Kerwin took Jobs on a walk around the parking lot and begged that the employees be given at least two weeks notice.
"Okay," he shot back, "but the notice is retroactive from two weeks ago."
Catmull was in Moscow, and Kerwin put in frantic calls to him.
When he returned, he was able to institute a meager severance plan and calm things down just a bit.
At one point the members of the Pixar animation team were trying to convince Intel to let them make some of its commercials,
and Jobs became impatient. During a meeting, in the midst of berating an Intel marketing director,
he picked up the phone and called CEO Andy Grove directly.
Grove, still playing mentor, tried to teach Jobs a lesson: He supported his Intel manager.
"I stuck by my employee," he recalled. "Steve doesn't like to be treated like a supplier."
Pixar was able to create some powerful software products aimed at average consumers,
or at least those average consumers who shared Jobs's passion for designing things.
Jobs still hoped that the ability to make super-realistic 3-D images at home would become part of the desktop publishing craze.

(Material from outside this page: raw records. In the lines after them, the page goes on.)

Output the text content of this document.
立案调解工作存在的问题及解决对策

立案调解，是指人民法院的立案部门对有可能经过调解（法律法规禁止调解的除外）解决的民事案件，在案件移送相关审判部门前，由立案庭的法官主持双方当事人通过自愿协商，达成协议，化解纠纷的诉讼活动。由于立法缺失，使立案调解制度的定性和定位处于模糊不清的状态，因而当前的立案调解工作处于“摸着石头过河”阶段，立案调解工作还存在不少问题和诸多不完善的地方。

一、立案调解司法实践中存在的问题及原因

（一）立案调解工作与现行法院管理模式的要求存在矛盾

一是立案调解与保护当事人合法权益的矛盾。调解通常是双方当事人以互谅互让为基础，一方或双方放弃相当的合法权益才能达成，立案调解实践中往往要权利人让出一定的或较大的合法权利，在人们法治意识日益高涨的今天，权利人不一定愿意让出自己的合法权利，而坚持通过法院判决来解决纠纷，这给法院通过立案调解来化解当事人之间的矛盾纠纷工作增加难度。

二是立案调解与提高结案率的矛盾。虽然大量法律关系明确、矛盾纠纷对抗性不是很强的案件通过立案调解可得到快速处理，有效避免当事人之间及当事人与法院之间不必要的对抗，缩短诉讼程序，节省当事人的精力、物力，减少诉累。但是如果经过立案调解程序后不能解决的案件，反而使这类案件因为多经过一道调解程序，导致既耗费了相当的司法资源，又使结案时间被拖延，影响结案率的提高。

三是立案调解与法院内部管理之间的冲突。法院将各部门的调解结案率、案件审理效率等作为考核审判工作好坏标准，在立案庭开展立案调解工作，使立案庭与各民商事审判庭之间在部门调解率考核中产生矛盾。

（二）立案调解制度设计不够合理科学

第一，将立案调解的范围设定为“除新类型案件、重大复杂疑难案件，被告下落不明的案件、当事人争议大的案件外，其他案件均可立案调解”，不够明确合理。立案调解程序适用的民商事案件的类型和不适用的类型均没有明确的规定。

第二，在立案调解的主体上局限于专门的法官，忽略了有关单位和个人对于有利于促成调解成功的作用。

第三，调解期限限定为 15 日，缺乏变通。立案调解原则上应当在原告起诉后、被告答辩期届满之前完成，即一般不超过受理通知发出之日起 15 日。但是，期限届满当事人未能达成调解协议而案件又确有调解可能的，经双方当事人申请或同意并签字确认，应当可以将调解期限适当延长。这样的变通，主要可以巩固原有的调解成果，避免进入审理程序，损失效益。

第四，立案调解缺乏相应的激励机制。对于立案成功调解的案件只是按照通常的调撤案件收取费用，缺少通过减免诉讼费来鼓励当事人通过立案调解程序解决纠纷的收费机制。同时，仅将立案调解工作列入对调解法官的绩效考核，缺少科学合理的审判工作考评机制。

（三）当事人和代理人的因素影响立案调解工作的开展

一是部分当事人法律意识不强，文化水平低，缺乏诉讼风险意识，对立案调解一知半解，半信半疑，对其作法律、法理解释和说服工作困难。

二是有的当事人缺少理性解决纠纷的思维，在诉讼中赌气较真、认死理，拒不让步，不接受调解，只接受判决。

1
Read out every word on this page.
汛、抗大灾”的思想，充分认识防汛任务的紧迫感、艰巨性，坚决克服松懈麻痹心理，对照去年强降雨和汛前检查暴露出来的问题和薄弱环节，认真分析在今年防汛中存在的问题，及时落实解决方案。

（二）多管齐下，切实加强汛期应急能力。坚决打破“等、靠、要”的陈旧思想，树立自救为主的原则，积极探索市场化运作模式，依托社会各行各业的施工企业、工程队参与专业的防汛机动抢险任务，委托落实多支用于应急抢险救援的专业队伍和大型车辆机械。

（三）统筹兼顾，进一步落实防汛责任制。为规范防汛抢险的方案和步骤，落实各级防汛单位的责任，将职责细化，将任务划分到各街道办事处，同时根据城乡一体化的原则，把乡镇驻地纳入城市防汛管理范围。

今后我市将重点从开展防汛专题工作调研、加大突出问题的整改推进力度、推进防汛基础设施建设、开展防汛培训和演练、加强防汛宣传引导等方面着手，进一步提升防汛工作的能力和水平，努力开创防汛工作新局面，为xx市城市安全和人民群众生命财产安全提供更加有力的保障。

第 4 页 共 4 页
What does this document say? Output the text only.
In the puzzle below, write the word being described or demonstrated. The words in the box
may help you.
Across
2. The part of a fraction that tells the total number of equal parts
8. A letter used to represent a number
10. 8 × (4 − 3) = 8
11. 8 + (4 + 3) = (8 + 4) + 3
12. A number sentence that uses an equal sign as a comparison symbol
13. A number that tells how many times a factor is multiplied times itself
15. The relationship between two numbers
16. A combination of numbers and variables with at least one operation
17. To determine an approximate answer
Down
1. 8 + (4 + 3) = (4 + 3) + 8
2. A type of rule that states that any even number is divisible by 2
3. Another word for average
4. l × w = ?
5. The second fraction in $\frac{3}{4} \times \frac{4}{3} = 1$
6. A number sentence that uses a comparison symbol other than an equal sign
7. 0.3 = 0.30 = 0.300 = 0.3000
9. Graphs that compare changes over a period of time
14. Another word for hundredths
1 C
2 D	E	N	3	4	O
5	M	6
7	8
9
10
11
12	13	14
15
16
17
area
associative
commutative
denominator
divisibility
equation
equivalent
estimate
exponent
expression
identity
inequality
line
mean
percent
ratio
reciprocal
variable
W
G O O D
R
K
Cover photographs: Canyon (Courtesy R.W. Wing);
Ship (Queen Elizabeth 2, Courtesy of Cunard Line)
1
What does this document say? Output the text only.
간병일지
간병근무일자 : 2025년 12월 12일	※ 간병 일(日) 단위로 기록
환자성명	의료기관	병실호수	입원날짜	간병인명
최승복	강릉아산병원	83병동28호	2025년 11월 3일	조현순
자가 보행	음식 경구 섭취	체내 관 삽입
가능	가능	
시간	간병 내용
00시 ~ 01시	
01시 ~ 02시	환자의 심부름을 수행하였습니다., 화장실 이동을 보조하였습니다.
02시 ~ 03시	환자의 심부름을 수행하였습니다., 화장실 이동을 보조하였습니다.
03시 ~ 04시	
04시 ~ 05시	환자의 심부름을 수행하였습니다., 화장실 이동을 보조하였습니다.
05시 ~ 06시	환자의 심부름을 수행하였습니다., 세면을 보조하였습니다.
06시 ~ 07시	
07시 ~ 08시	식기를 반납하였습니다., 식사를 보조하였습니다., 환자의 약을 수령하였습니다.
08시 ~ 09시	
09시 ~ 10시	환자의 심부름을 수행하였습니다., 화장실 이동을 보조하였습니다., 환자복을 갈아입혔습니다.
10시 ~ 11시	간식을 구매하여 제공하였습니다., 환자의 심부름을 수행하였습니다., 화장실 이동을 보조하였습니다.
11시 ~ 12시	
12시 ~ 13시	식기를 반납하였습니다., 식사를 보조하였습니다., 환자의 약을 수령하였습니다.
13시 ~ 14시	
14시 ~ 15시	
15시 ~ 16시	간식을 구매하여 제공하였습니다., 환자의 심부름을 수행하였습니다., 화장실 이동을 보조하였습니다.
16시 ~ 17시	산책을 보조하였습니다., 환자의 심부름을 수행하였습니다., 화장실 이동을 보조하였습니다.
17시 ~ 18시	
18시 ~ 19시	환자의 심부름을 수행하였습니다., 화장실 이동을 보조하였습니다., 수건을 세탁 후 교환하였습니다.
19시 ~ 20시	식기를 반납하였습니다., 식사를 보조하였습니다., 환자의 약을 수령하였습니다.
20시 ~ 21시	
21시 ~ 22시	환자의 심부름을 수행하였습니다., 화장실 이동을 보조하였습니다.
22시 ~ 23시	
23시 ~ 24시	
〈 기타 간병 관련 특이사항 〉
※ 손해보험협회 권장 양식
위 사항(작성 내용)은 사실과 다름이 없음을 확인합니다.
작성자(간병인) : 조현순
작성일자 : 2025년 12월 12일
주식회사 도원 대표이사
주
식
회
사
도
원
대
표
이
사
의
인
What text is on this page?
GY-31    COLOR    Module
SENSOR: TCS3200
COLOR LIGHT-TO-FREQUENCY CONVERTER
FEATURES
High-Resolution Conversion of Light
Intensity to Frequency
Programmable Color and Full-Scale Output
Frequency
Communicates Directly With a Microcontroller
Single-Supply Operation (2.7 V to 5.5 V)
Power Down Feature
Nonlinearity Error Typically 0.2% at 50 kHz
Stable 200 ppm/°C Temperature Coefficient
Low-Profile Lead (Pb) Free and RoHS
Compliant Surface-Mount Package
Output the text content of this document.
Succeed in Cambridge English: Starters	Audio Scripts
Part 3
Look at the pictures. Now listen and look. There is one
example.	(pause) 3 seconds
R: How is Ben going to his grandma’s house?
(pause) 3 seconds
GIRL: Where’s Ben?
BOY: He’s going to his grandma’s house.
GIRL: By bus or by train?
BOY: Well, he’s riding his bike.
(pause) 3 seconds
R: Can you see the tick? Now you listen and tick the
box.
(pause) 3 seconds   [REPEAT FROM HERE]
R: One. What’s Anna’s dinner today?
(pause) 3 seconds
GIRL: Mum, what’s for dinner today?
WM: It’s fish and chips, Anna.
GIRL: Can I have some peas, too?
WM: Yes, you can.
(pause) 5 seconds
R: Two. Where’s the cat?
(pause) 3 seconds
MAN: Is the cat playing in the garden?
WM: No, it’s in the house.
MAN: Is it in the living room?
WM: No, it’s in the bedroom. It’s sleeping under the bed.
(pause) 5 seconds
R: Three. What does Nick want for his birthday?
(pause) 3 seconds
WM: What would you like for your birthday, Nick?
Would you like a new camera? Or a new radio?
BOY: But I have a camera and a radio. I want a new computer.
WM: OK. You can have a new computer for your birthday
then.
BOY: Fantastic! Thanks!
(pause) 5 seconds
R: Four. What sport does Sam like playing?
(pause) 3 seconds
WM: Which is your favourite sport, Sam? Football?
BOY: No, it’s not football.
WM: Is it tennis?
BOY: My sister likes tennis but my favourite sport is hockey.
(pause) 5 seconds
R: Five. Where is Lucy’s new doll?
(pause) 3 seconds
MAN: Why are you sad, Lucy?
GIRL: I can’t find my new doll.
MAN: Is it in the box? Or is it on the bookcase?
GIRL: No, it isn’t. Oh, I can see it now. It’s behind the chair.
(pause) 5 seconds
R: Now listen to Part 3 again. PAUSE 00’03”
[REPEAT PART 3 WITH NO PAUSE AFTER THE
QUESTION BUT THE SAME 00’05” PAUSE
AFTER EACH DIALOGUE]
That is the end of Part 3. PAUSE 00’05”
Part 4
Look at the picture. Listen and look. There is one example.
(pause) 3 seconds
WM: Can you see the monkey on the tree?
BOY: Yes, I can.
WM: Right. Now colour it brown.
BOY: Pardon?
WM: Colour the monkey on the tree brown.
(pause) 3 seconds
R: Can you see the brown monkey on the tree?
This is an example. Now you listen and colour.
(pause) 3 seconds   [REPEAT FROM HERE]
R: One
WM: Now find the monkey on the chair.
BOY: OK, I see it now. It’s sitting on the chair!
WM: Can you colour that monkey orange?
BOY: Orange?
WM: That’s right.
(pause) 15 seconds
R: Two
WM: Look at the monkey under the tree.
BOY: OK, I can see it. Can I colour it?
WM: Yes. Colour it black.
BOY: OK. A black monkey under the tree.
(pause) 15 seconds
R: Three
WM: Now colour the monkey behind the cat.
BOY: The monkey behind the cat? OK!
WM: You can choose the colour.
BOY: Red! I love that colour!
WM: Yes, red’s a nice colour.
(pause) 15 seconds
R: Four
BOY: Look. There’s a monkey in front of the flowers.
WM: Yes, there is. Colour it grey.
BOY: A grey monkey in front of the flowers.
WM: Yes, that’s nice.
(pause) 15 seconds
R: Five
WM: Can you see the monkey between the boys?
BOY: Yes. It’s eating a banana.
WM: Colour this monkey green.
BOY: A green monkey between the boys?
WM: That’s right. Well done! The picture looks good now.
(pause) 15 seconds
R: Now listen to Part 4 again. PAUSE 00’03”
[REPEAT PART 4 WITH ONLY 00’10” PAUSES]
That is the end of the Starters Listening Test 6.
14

Pixar's Showplace, for example, allowed users to change the shadings on the 3-D objects they created
so that they could display them from various angles with appropriate shadows.
Jobs thought it was incredibly compelling, but most consumers were content to live without it.
It was a case where his passions misled him:
The software had so many amazing features that it lacked the simplicity Jobs usually demanded.